By Zahra Smith, Tom Scriven and Tom Bealer, RPCK, 16 September 2024
The article discusses the Corporate Transparency Act (CTA), which mandates that certain U.S. companies disclose beneficial ownership information to combat financial crimes like tax evasion and money laundering. Companies formed before January 1, 2024, must file their reports by January 1, 2025, while newer entities have shorter deadlines. Non-compliance can result in civil and criminal penalties. Businesses are encouraged to assess their status and file on time.
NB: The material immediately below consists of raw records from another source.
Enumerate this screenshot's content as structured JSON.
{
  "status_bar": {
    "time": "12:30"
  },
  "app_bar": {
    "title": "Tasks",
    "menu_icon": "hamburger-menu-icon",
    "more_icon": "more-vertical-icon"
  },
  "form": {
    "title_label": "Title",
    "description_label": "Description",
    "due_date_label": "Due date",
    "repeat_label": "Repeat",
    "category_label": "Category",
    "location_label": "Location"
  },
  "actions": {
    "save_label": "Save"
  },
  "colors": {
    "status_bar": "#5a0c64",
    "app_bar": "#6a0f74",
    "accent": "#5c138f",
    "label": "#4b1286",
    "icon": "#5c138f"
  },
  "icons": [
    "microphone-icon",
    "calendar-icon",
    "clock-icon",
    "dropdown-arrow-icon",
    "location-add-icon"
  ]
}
For more details, visit RPCK’s article.
The CTA was enacted by congress, as a way to deter bad actors from using shell companies, or other opaque ownership structures, to prevent financial crimes including money-laundering, tax evasion and the circumvention of economic sanctions laws. To accomplish this goal, the CTA requires that certain companies (each a “Reporting Company”), report the personal information of their beneficial owners in a report (a “BOI Report”) that is to be filed with Financial Crimes Enforcement Network (“FinCEN”), the criminal enforcement arm of the Treasury Department. Beneficial owners, broadly, are those individuals who either directly or indirectly are deemed to exercise substantial control over the Reporting Company or who own or control 25% or more of the ownership interests of the Reporting Company. On January 1, 2024, FinCEN began accepting BOI Reports.